Sägen, Feilen, Hämmern wie die Großen. In der Werkkiste in Altona können Kinder basteln was das Zeug hält. Die Idee für diesen außergewöhnlichen Ort hatte ein Hamburger Ehepaar.

Ein bisschen sieht es hier aus, als würden jeden Moment die Wichtel hereinspazieren, die dem Weihnachtsmann bei seinen alljährlichen Vorbereitungen zur Hand gehen. Auf Regalen stehen hölzerne Kipper, Bagger und Boote, und an einer der Wände hängen Sägen, Zangen und Bohrer – alles im Miniaturformat. Gewerkelt wird in der Altonaer Werkkiste tatsächlich, allerdings sind es Kinder, meist zwischen fünf und elf Jahren, die sich am großen Werktisch versammeln.

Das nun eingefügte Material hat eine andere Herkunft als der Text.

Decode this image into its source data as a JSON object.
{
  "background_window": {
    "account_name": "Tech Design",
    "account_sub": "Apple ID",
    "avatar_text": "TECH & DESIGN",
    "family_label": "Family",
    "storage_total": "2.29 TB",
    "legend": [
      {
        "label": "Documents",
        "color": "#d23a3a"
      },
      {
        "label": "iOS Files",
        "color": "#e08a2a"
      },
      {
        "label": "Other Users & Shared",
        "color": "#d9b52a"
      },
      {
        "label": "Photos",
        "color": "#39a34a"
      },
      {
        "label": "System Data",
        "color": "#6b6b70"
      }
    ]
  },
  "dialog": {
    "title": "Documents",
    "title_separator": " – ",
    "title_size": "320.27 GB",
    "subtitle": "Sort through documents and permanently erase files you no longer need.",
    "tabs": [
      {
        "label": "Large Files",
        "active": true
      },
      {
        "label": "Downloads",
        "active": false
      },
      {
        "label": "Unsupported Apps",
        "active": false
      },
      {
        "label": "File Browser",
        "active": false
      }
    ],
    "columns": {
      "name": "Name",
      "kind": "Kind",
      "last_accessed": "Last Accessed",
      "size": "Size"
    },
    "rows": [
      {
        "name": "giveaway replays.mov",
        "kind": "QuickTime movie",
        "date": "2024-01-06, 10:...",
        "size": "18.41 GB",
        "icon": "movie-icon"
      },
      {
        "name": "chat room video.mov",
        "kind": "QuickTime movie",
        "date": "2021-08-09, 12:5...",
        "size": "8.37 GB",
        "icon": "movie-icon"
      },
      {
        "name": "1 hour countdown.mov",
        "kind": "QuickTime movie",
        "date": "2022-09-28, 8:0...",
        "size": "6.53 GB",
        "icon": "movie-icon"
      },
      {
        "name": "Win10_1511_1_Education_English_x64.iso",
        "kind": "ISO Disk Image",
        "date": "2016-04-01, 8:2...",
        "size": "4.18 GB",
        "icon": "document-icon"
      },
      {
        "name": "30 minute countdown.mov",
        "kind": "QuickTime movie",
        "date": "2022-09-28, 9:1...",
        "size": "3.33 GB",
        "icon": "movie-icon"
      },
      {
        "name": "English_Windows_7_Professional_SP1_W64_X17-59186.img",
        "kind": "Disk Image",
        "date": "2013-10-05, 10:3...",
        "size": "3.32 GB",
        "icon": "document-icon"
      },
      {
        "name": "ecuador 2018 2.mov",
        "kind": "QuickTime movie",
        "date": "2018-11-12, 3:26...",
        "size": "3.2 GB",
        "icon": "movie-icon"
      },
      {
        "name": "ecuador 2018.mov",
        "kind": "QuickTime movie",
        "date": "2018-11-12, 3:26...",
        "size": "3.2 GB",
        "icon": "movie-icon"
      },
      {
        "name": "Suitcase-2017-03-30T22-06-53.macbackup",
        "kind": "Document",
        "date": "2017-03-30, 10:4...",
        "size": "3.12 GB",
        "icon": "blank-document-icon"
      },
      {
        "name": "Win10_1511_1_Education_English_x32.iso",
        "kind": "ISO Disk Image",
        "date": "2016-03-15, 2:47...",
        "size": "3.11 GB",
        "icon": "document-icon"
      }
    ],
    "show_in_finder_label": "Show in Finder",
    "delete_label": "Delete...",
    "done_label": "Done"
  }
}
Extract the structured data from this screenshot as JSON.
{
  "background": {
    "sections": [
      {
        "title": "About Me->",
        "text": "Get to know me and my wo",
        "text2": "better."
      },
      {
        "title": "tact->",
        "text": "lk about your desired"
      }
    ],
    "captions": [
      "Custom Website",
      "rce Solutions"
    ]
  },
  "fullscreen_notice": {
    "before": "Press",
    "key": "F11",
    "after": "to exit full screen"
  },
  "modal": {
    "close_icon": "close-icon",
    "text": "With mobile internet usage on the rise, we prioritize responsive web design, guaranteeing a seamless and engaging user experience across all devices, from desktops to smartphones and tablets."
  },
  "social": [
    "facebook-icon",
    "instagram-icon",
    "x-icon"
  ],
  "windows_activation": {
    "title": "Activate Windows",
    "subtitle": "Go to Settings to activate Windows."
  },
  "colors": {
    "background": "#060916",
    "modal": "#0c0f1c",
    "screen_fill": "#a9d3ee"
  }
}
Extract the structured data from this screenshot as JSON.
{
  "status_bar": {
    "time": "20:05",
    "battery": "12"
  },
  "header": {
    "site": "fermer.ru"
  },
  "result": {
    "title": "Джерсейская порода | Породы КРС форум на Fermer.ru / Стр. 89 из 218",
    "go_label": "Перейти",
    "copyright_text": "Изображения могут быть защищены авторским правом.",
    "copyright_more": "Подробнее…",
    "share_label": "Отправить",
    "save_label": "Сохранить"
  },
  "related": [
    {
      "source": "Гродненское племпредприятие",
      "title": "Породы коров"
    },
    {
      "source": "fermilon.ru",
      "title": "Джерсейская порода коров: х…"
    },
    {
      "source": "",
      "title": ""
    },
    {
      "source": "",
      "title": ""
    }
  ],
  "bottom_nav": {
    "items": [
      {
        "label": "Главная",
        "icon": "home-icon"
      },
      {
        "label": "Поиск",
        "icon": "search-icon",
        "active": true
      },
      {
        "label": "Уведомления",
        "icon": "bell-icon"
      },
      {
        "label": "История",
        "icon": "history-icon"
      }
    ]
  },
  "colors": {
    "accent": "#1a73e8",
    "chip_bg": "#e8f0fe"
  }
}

Vor rund einem Jahr entwickelten Pelle Krautwald und seine Frau Helena die Idee, Kindern die Möglichkeit zu geben, sich ausgiebig mit dem Material Holz zu beschäftigen. Damals suchte der studierte Musikwissenschaftler und Holzphysiker vergeblich nach geeignetem Werkzeug für seine eigenen beiden Kinder. Es dauerte Wochen, bis er schließlich ein kindgerechtes Sortiment zusammengestellt hatte. Ein Schnitzmesser aus Frankreich mit abgerundeter Spitze, eine Säge aus Japan, die mit wenig Kraftaufwand funktioniert, griffige Zangen für kleine Hände. Ein 40-teiliges Set – mit Werkzeugkasten zum Zusammenbauen – gab und gibt es zum Bestellen.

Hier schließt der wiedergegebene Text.